Sounds mostly good.  One thing that still bugs me, though, is the idea 
of using enforce() in ranges like Iota that are supposed to be super 
cheap and don't risk memory corruption even if they're in some crazy 
invalid state.  Here's a benchmark:

import std.range, std.perf, std.stdio;

void main() {
     auto pc = new PerformanceCounter;
     pc.start;

     uint num;

     foreach(elem; iota(100_000_000)) {
         num += elem;
     }

     pc.stop;
     writeln(pc.milliseconds, " milliseconds");

     // Produce an externally visible effect to keep everything from being
     // optimized away.
     writeln("Ignore this:  ", num);
}

Iota currently doesn't do enforce(!empty) in front and popFront.  The 
benchmark takes ~264 milliseconds on my computer.  If I add 
enforce(!empty) in front and popFront, this goes up to 977 
milliseconds.  If instead of enforce() I use if(empty) throw new 
Exception("") it still goes up to 683 milliseconds.  If I replace Iota 
with the following (virtual function using) range, I get 681 milliseconds.

class Foo {
     uint num;

     @property bool empty() {
         return num >= 100_000_000;
     }

     @property uint front() {
         return num;
     }

     void popFront() {
         num++;
     }
}

All numbers are for -O -inline -release builds.

>
> The second rule concerns safety.
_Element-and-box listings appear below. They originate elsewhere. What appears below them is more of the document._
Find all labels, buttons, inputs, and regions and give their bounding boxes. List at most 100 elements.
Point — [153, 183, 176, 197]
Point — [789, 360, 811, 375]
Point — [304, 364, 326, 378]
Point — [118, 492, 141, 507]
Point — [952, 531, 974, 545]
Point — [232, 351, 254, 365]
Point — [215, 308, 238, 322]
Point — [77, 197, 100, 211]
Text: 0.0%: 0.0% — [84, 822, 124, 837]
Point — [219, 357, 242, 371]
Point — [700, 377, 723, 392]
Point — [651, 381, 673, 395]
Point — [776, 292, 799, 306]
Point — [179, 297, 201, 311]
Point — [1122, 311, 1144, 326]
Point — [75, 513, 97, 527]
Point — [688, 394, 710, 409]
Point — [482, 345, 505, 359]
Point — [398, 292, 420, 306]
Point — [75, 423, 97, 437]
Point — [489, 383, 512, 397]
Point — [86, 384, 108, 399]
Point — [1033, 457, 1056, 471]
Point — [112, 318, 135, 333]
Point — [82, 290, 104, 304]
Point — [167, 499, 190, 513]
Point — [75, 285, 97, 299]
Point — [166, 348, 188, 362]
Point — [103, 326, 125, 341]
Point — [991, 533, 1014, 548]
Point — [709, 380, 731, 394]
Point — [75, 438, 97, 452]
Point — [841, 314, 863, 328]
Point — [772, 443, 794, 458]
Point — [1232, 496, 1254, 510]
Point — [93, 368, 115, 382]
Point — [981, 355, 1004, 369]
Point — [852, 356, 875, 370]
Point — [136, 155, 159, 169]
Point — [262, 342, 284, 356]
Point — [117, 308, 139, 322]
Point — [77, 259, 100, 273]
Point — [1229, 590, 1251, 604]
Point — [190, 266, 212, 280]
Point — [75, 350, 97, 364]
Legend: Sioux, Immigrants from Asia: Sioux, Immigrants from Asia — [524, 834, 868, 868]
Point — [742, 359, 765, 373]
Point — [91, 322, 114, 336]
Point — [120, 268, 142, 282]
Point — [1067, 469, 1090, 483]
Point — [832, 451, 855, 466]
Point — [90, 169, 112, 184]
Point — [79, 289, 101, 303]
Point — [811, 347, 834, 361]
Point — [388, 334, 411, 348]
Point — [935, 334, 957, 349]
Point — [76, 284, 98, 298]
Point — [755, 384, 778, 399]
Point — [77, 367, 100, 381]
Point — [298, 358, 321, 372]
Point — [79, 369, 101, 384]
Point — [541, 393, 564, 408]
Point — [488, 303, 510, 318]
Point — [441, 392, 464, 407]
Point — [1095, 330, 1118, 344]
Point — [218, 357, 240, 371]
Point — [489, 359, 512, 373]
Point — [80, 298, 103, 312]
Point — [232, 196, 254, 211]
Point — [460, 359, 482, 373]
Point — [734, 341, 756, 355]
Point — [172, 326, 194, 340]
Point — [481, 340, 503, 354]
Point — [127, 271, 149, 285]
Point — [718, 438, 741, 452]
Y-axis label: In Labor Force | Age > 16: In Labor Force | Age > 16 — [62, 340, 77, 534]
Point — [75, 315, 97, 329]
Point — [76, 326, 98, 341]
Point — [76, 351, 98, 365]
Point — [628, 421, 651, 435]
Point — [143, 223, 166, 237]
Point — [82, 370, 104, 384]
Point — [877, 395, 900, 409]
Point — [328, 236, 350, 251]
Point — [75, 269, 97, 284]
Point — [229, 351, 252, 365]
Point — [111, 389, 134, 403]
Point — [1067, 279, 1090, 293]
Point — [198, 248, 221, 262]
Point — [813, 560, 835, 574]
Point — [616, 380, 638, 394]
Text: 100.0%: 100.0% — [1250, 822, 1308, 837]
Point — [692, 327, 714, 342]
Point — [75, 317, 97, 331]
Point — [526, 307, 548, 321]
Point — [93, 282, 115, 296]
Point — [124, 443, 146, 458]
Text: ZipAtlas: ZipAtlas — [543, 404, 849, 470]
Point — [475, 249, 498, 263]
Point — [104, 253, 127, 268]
To my dismay, this program still 
> compiles and runs "successfully" with -release:
>
> import std.stdio;
> void main(string[] args)
> {
>     writeln(args[10]);
> }
>
> It should throw, and it should only run with -noboundscheck enabled. 
> That flag was defined by Walter under my pressure, and I think it's 
> misnamed - it should really be -safe.
>
> Safety is one matter I am extremely rigid about. There is a point 
> where we must draw a line in the sand regarding checks, and safety is 
> it. Since there is a simple and clear definition of it, we can't 
> redefine it as we'd prefer. So I'd say:
>
> Rule #2: All checks protecting memory safety must be done with 
> enforce() or rely on built-in array indexing (which in turn obeys 
> -noboundscheck).

I tend to agree.  Memory corruption issues are exceptionally hard to 
debug and most things will use array indexing in their implementation 
rather than raw pointers anyhow, so the checks can be disabled if 
necessary.  Does dereferencing a null pointer count as a memory safety 
issue?

>
> Finally, we have several places where we call APIs such as the I/O 
> code etc. For those I think it's fine to mandate use of enforce() for 
> several reasons, a simple one being that such calls would not be 
> slowed down considerably by the extra test. So:
>
> Rule #3: All external API calls must be protected by enforce().
>
> Of course there are many case-by-case judgments, but I think having 
> such guidelines in mind should be helpful. Thoughts?

Agreed.  Once you're bringing in some expensive external API, small 
efficiencies aren't very important.